Given the public confidence that our environmental laws are being upheld is just one of the reasons I'm trying to set up Australia's first national independent environment protection agency. Environment Protection Australia is designed to be a tough cop on the beat, with enforcement and compliance powers to ensure our laws are being upheld. The EPA will have oversight and enforcement powers to crack down on those breaching our laws or failing to comply with the conditions of their approval. The EPA will be empowered to issue environment protection orders. These are stop-work orders where they believe there may be noncompliance. There will also be very substantial fines for breaches.

When it comes to the objects of the act that some of the other amendments go to, it is important to draw the distinction between the objects of the legislation which administers the EPA and the objects of the acts which the EPA will regulate. The EPA will be responsible for regulating nine other pieces of legislation. We cannot support the member's amendments because the scope of the bill is about establishing the EPA with the environmental objectives resting in the regulated acts like the EPBC Act, the ozone protection act or the Underwater Cultural Heritage Act. Each of those acts has its own objects. We don't believe the agency which administers these acts with their own objectives should have an additional layer of objectives beyond those already included. These already achieve what the member is looking to do, which is to promote public trust in decision-making.

The object of the EPA bill is:

… to establish Environment Protection Australia to support the delivery of accountable, efficient, outcomes-focused and transparent environmental regulatory decision-making.

Again, I thank the member for moving this amendment and acknowledge her dedication to her community.

On the issues relating to extending the public-comment period to 40 business days, which the member has also alluded to: I particularly agree with her that it is important that the public has enough time to properly engage in consultation processes on environmental matters that affect them. That's why one of the national environmental standards I'm currently consulting on will be a specific standard addressing community consultation and engagement. One of the main objectives will be to make sure that communities are properly consulted, and consulted early, so they have genuine opportunity to influence the location and the design of projects. I look forward to continuing to discuss this with the member for North Sydney. It's crucial the public get the information they need in the time they need, but I won't be supporting this amendment because the amendment is so very broad.

The proposal to change the timeframes including for things like wildlife permits, proclamations, management plans and environmental assessments would lead to some perverse outcomes. For example, the risk of extending all these to 40 days would have had a consequence in one example that has been on my desk recently: there was a captive-bred cheetah called Edie being returned to the wild in Africa. If we hadn't been able to quickly tick off on the export permit for that, Edie would have missed her spot on the Qantas jet that had been booked to take her to where she was being released into the wild. I want to avoid any unintended consequences.

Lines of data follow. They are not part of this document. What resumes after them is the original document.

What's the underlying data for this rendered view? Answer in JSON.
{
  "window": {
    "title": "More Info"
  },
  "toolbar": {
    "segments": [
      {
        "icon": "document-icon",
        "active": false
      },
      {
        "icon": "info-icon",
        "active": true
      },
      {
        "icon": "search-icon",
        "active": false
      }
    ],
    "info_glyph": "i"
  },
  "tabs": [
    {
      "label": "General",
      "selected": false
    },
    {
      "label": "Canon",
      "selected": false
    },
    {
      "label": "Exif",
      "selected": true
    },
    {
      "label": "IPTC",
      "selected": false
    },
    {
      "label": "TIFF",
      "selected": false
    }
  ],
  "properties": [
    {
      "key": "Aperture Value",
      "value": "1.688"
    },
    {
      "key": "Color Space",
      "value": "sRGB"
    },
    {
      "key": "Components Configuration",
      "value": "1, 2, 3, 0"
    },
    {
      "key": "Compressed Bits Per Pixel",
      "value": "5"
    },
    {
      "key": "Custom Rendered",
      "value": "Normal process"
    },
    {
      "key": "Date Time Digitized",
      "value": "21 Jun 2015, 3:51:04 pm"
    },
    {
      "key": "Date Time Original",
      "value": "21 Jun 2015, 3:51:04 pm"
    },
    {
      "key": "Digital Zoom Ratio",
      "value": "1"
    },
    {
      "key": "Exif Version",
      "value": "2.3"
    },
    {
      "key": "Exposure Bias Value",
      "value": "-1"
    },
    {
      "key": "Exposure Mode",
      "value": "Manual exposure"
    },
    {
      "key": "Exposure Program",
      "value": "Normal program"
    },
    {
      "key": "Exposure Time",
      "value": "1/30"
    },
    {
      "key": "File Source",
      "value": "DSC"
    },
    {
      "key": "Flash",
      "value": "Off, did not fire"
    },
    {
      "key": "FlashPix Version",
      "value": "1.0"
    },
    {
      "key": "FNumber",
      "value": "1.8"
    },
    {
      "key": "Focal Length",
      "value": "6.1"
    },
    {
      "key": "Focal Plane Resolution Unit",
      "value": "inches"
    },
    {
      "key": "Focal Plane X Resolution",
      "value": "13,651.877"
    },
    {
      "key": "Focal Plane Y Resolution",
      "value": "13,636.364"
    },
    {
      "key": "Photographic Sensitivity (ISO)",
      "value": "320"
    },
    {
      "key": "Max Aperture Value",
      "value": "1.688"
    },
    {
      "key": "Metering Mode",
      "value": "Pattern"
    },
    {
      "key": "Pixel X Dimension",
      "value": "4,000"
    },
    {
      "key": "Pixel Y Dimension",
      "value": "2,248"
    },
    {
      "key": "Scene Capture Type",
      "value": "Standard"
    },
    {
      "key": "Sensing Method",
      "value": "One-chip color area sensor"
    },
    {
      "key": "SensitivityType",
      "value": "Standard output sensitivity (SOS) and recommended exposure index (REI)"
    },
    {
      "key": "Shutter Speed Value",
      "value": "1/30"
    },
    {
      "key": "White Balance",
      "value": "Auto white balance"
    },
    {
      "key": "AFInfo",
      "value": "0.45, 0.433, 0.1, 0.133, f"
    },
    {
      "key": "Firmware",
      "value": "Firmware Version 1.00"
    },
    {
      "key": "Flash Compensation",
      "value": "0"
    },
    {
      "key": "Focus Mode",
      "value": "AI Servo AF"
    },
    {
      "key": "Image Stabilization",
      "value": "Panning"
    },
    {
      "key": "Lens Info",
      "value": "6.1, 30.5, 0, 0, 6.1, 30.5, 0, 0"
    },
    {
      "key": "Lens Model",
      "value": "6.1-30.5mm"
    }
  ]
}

I will finalise my comments on this by saying that, with the publishing of advice of the advisory group, the CEO already may publish the advice from the advisory group. I think that strikes a balance between allowing—

Photo of Steve GeorganasSteve Georganas (Adelaide, Australian Labor Party) Share this | | Hansard source

The debate is interrupted in accordance with standing order 43. The debate may be resumed at a later hour, and the minister will have leave to continue speaking when the debate is resumed.